Integrate mixture of multivariate normal distributions

[Neddie]

I have a mixture of multivariate normal distributions, and I want to compute the integral with the first element of the input vector varying between specified limits, and the other elements varying from -infinity to +infinity. See attached pdf for equations. I've done it numerically but would like an analytic solution. Any advice? Thanks!

 

[chiro]

Hey Neddie and welcome to the forums.

I'm not an expert by any means so take this with a large grain of salt but since your mixture function is linear, can you not just use the linear property of the integral?

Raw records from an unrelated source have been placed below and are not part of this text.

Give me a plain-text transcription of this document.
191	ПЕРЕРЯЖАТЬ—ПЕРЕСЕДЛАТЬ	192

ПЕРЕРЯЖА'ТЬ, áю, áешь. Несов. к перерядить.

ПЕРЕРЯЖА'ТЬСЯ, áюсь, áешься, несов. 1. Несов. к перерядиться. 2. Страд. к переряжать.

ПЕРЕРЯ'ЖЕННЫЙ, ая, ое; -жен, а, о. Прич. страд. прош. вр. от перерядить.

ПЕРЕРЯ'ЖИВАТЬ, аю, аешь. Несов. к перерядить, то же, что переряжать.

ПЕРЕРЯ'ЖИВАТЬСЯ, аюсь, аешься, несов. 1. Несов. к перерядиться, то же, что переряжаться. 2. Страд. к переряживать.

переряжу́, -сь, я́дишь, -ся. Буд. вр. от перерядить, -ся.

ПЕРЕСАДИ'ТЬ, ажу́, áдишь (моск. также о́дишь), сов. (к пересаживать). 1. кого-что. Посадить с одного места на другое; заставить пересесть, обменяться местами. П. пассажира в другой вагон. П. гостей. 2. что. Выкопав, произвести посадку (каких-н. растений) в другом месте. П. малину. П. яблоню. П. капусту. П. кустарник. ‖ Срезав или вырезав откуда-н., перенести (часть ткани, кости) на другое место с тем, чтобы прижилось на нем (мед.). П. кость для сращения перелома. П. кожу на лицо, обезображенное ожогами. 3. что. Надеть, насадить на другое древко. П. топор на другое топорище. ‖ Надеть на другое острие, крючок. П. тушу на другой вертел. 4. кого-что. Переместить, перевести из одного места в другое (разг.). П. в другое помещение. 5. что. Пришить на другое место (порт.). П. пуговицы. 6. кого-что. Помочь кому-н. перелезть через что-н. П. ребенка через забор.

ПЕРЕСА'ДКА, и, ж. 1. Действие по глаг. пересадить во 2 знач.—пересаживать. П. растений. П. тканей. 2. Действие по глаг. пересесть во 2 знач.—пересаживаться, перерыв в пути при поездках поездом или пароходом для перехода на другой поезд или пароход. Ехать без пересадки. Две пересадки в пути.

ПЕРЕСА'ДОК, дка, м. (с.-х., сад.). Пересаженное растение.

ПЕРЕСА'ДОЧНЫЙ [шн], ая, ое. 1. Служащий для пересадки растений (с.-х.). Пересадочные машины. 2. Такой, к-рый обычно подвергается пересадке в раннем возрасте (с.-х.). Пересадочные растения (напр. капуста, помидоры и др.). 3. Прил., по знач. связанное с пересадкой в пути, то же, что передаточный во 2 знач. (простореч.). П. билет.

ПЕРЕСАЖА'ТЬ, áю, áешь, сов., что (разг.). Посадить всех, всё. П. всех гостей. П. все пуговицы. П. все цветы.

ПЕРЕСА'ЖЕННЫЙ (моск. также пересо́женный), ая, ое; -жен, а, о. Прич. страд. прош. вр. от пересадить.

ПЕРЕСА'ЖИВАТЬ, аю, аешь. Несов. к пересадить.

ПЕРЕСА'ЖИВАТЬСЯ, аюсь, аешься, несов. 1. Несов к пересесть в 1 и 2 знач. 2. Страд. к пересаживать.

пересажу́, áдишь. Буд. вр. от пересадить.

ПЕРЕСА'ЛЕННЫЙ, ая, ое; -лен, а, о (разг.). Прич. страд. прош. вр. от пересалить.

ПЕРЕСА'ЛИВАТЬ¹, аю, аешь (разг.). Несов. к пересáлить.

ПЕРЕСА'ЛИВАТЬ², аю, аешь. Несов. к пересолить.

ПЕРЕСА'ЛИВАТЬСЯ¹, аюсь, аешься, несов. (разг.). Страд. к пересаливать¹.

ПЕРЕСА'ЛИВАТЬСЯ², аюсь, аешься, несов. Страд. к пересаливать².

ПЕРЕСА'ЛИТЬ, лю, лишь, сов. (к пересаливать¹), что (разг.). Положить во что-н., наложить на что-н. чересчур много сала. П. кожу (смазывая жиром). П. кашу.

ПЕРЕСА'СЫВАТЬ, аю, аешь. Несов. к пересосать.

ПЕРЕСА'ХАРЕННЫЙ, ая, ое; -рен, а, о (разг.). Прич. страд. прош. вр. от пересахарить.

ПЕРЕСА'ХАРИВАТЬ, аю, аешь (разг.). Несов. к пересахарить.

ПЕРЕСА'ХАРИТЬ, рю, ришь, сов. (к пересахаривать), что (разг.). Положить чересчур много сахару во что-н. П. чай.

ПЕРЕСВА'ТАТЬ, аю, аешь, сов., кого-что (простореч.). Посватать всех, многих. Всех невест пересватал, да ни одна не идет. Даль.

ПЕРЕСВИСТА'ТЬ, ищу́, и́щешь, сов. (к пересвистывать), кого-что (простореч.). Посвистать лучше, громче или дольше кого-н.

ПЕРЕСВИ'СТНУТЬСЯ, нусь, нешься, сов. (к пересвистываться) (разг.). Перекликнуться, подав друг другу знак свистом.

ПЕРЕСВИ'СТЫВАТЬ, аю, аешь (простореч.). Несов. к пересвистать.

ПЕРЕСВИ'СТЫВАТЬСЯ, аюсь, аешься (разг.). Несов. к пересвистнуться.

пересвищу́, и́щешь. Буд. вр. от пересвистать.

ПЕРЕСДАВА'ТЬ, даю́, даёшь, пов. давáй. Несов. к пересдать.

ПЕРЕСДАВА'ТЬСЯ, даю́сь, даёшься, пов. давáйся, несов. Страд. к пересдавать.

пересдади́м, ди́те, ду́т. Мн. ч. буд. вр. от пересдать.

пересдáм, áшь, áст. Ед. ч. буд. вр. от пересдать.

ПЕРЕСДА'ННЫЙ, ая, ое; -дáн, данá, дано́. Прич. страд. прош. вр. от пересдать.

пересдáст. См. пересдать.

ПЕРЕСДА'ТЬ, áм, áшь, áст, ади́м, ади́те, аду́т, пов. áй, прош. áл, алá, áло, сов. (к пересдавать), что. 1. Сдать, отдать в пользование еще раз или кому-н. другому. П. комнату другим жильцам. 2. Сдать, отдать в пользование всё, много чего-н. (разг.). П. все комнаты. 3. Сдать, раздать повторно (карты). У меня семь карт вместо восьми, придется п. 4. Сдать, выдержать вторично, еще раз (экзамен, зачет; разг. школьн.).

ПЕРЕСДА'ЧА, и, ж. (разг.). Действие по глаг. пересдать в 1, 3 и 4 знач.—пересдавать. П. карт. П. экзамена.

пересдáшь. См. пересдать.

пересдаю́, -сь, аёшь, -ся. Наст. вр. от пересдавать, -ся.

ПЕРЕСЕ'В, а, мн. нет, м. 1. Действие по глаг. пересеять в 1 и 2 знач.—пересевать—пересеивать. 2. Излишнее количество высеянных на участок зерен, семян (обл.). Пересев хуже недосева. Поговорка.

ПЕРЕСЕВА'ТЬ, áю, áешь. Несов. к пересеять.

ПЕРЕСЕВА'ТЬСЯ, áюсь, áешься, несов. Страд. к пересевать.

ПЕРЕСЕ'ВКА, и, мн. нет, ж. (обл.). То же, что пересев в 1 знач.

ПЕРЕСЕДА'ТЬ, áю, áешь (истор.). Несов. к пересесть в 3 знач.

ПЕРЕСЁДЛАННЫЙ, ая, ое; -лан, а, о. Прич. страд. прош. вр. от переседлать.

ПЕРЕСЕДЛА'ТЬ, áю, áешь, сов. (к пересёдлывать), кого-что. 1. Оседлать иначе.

That is given Integral over space X f(X) + g(X) = Integral over space X f(X) + Integral over space X g(X), if you partition your integral using each component of the linear sum could you not just separate the integral accordingly and use the normal rules to evaluate each piece by itself which then can be combined?

I don't know if this is possible but it seems that at a glance you could partition the integral based on the linear nature of your mixture model but I am probably missing something here.

 

[Neddie]

Thanks chiro. You're quite right -- the integral over the mixture is trivially the sum of the integrals over each mixture component. It's actually those integrals I'm having trouble with.

 

[chiro]

To my knowledge, I don't think you can actually get an analytic expression for the normal in both univariate or multivariate unless you use some special function of some sort that is a series expansion.

For the standard normal we use tables and my guess (although may be wrong) is that the generalized expression just gets more ugly and not any better.